Later, when I was ten or twelve myself, I realized that most wise talk from me came from things I overheard said by adults. That, I suspect, was true of those who disparaged the Purple Gang. Perhaps it came from parents perturbed by the price of beer or bathtub gin and blamed this on the Purples. There is one other possibility, the tendency of women who had been around the block more than a few times to favor clothing of that color.
Whatever the reason, the second-favorite pastime of boys in the neighborhood was playing cops and robbers. Only wandering down to Navin Field a few blocks away when the Detroit Tigers were playing at home topped that activity. At the end of the seventh inning, usually about 4 p.m., the gatekeepers quit manning the gates and that meant we could get in free to see the Tigers whip some contemptible bunch of losers from St. Louis or Philadelphia.

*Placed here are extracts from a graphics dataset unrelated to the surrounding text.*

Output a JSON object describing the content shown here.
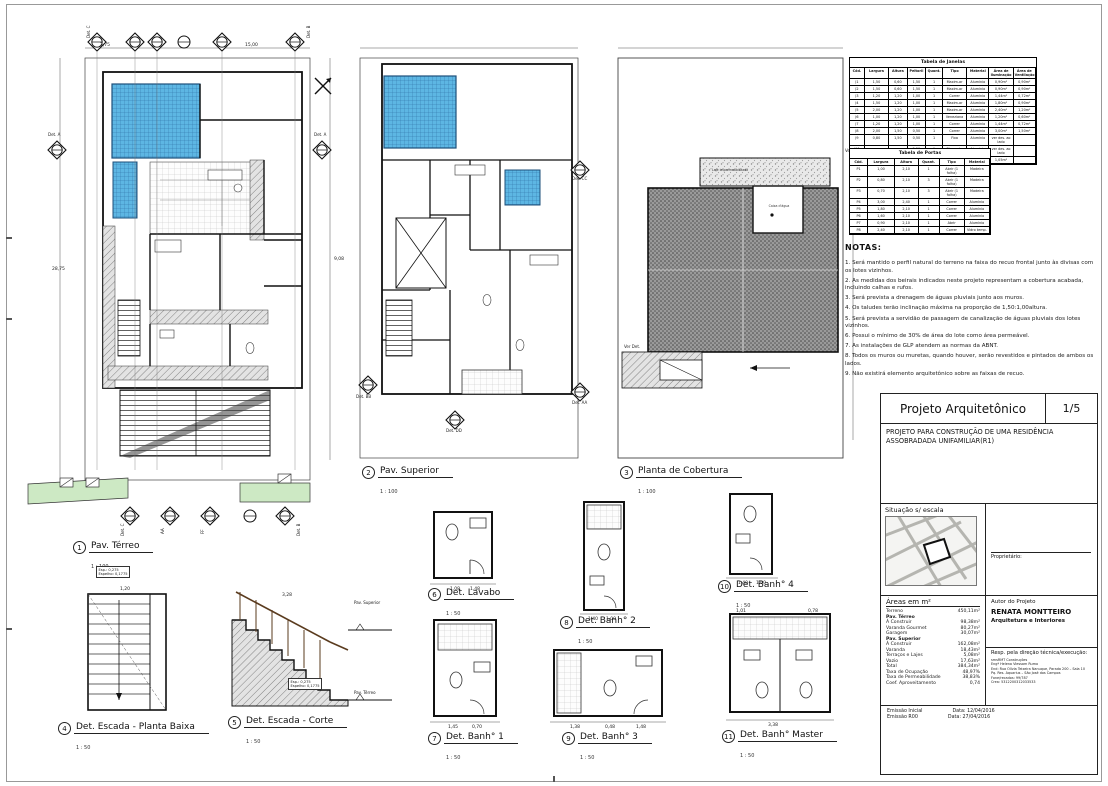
{
  "sheet_title": "Projeto Arquitetônico",
  "plans": [
    {
      "num": "1",
      "title": "Pav. Térreo",
      "scale": "1 : 100"
    },
    {
      "num": "2",
      "title": "Pav. Superior",
      "scale": "1 : 100"
    },
    {
      "num": "3",
      "title": "Planta de Cobertura",
      "scale": "1 : 100"
    },
    {
      "num": "4",
      "title": "Det. Escada - Planta Baixa",
      "scale": "1 : 50"
    },
    {
      "num": "5",
      "title": "Det. Escada - Corte",
      "scale": "1 : 50"
    },
    {
      "num": "6",
      "title": "Det. Lavabo",
      "scale": "1 : 50"
    },
    {
      "num": "7",
      "title": "Det. Banh° 1",
      "scale": "1 : 50"
    },
    {
      "num": "8",
      "title": "Det. Banh° 2",
      "scale": "1 : 50"
    },
    {
      "num": "9",
      "title": "Det. Banh° 3",
      "scale": "1 : 50"
    },
    {
      "num": "10",
      "title": "Det. Banh° 4",
      "scale": "1 : 50"
    },
    {
      "num": "11",
      "title": "Det. Banh° Master",
      "scale": "1 : 50"
    }
  ],
  "tables": {
    "janelas": {
      "title": "Tabela de Janelas",
      "rows": [
        [
          "Cód.",
          "Largura",
          "Altura",
          "Peitoril",
          "Quant.",
          "Tipo",
          "Material",
          "Área de Iluminação",
          "Área de Ventilação"
        ],
        [
          "J1",
          "1,50",
          "0,60",
          "1,50",
          "1",
          "Maxim-ar",
          "Alumínio",
          "0,90m²",
          "0,90m²"
        ],
        [
          "J2",
          "1,50",
          "0,60",
          "1,50",
          "1",
          "Maxim-ar",
          "Alumínio",
          "0,90m²",
          "0,90m²"
        ],
        [
          "J3",
          "1,20",
          "1,20",
          "1,00",
          "1",
          "Correr",
          "Alumínio",
          "1,44m²",
          "0,72m²"
        ],
        [
          "J4",
          "1,50",
          "1,20",
          "1,00",
          "1",
          "Maxim-ar",
          "Alumínio",
          "1,80m²",
          "0,90m²"
        ],
        [
          "J5",
          "2,00",
          "1,20",
          "1,00",
          "1",
          "Maxim-ar",
          "Alumínio",
          "2,40m²",
          "1,20m²"
        ],
        [
          "J6",
          "1,00",
          "1,20",
          "1,00",
          "1",
          "Veneziana",
          "Alumínio",
          "1,20m²",
          "0,60m²"
        ],
        [
          "J7",
          "1,20",
          "1,20",
          "1,00",
          "1",
          "Correr",
          "Alumínio",
          "1,44m²",
          "0,72m²"
        ],
        [
          "J8",
          "2,00",
          "1,50",
          "0,50",
          "1",
          "Correr",
          "Alumínio",
          "3,00m²",
          "1,50m²"
        ],
        [
          "J9",
          "0,80",
          "1,50",
          "0,50",
          "1",
          "Fixa",
          "Alumínio",
          "ver des. ao lado",
          ""
        ],
        [
          "J10",
          "",
          "",
          "2,50",
          "1",
          "Elemento vazado",
          "Alumínio",
          "ver des. ao lado",
          ""
        ],
        [
          "J11",
          "1,50",
          "0,70",
          "2,00",
          "1",
          "Fixa",
          "Alumínio",
          "1,05m²",
          ""
        ]
      ]
    },
    "portas": {
      "title": "Tabela de Portas",
      "rows": [
        [
          "Cód.",
          "Largura",
          "Altura",
          "Quant.",
          "Tipo",
          "Material"
        ],
        [
          "P1",
          "1,00",
          "2,10",
          "1",
          "Abrir (1 folha)",
          "Madeira"
        ],
        [
          "P2",
          "0,80",
          "2,10",
          "3",
          "Abrir (1 folha)",
          "Madeira"
        ],
        [
          "P3",
          "0,70",
          "2,10",
          "3",
          "Abrir (1 folha)",
          "Madeira"
        ],
        [
          "P4",
          "3,00",
          "2,40",
          "1",
          "Correr",
          "Alumínio"
        ],
        [
          "P5",
          "1,80",
          "2,10",
          "1",
          "Correr",
          "Alumínio"
        ],
        [
          "P6",
          "1,60",
          "2,10",
          "1",
          "Correr",
          "Alumínio"
        ],
        [
          "P7",
          "0,90",
          "2,10",
          "1",
          "Abrir",
          "Alumínio"
        ],
        [
          "P8",
          "2,40",
          "2,10",
          "1",
          "Correr",
          "Vidro temp."
        ]
      ]
    }
  },
  "notas": {
    "title": "NOTAS:",
    "items": [
      "1. Será mantido o perfil natural do terreno na faixa do recuo frontal junto  às divisas com os lotes vizinhos.",
      "2. As medidas dos beirais indicados neste projeto representam a cobertura acabada, incluindo calhas e rufos.",
      "3. Será prevista a drenagem de águas pluviais junto aos muros.",
      "4. Os taludes terão inclinação máxima na proporção de 1,50:1,00altura.",
      "5. Será prevista a servidão de passagem de canalização de águas pluviais dos lotes vizinhos.",
      "6. Possui o mínimo de 30% de área do lote como área permeável.",
      "7. As instalações de GLP atendem as normas da ABNT.",
      "8. Todos os muros ou muretas, quando houver, serão revestidos e pintados de ambos os lados.",
      "9. Não existirá elemento arquitetônico sobre as faixas de recuo."
    ]
  },
  "title_block": {
    "title": "Projeto Arquitetônico",
    "page": "1/5",
    "description": "PROJETO PARA CONSTRUÇÃO DE UMA RESIDÊNCIA ASSOBRADADA  UNIFAMILIAR(R1)",
    "situacao_label": "Situação s/ escala",
    "proprietario_label": "Proprietário:",
    "areas": {
      "title": "Áreas em m²",
      "rows": [
        [
          "Terreno",
          "450,11m²"
        ],
        [
          "",
          ""
        ],
        [
          "Pav. Térreo",
          ""
        ],
        [
          "Á Construir",
          "98,38m²"
        ],
        [
          "Varanda Gourmet",
          "80,27m²"
        ],
        [
          "Garagem",
          "30,07m²"
        ],
        [
          "",
          ""
        ],
        [
          "Pav. Superior",
          ""
        ],
        [
          "Á Construir",
          "162,08m²"
        ],
        [
          "Varanda",
          "18,43m²"
        ],
        [
          "Terraços e Lajes",
          "5,08m²"
        ],
        [
          "Vazio",
          "17,63m²"
        ],
        [
          "",
          ""
        ],
        [
          "Total",
          "384,34m²"
        ],
        [
          "",
          ""
        ],
        [
          "Taxa de Ocupação",
          "48,97%"
        ],
        [
          "Taxa de Permeabilidade",
          "38,83%"
        ],
        [
          "Coef. Aproveitamento",
          "0,74"
        ]
      ]
    },
    "autor": {
      "label": "Autor do Projeto",
      "name": "RENATA MONTTEIRO",
      "sub": "Arquitetura e Interiores"
    },
    "resp": {
      "label": "Resp. pela direção técnica/execução:",
      "lines": [
        "smsRMT Construções",
        "Engª Helena Viessam Rumo",
        "End: Rua Olívia Teixeira Nanuque, Parada 200 – Sala 10",
        "Pq. Res. Aquarius – São José dos Campos",
        "Fone/recados: 99/787",
        "Crea: 5312200312033533"
      ]
    },
    "emissao": {
      "rows": [
        [
          "Emissão Inicial",
          "Data: 12/04/2016"
        ],
        [
          "Emissão R00",
          "Data: 27/04/2016"
        ]
      ]
    }
  },
  "markers": {
    "det_a": "Det. A",
    "det_b": "Det. B",
    "det_c": "Det. C",
    "aa": "AA",
    "bb": "BB",
    "ff": "FF",
    "det_cc": "Det. CC",
    "det_bb": "Det. BB",
    "det_aa": "Det. AA",
    "det_dd": "Det. DD",
    "ver_det": "Ver Det."
  },
  "annotations": {
    "esp": "Esp.: 0,275",
    "espelho": "Espelho: 0,1775",
    "pav_superior": "Pav. Superior",
    "pav_terreo": "Pav. Térreo",
    "caixa": "Caixa d'água",
    "laje": "Laje impermeabilizada"
  },
  "dims": {
    "plan1": [
      "3,75",
      "15,00",
      "28,75",
      "9,08"
    ],
    "lavabo": [
      "1,08",
      "1,48",
      "0,70"
    ],
    "banh1": [
      "1,45",
      "0,70",
      "0,25"
    ],
    "banh2": [
      "1,40",
      "1,00"
    ],
    "banh3": [
      "1,38",
      "0,48",
      "1,48"
    ],
    "banh4": [
      "1,40",
      "1,00"
    ],
    "master": [
      "3,38",
      "1,01",
      "0,78"
    ],
    "escada": [
      "1,20",
      "3,28"
    ]
  },
  "colors": {
    "pool": "#5db6e3",
    "pool_line": "#2d6fa3",
    "grass": "#cde9c4",
    "roof": "#9a9a9a",
    "ink": "#1a1a1a"
  }
}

Anyway, I was considered too little to be allowed to play in those cops and robbers games except on days when there was a shortage of boys. Girls, being inferior in every possible way, were never allowed to play. The younger, weaker and dumber boys were forced to be the Purple Gang. Those who were older and wiser were the fearless cops who would gun down the Purples one by one by pointing an index finger and crying, "Bang, bang, you're dead!"
This sort of thing led me to believe that if the entire membership of the Purple Gang were to show up some day all I would have to do is yell, "Boo!" and they'd flee for their lives.
I'm sure I had learned this was not true long years before reading Whiskey River by Loren D. Estleman, a wonderful fictionalized account of Detroit during the years when alcoholic beverages were outlawed and at times a man might have to walk an entire block before finding a speakeasy or blind tiger. Estleman is impeccable in conducting research so Whiskey River is an excellent source of information. The name comes from the practice of mobsters bringing whiskey into the country from across the river in Canada or even driving it in caravans across the ice when the lake was frozen over. A favorite trick of the Purple Gang, whose members were smarter than I realized at the age of five, was to hijack shipments of liquor after someone else went to the trouble of crossing the river or the ice.
I did notice one thing back in 1929 and 1930: The boys who scoffed at the Purple Gang as a bunch of sissies on a sunny afternoon were not quite so mouthy after darkness fell.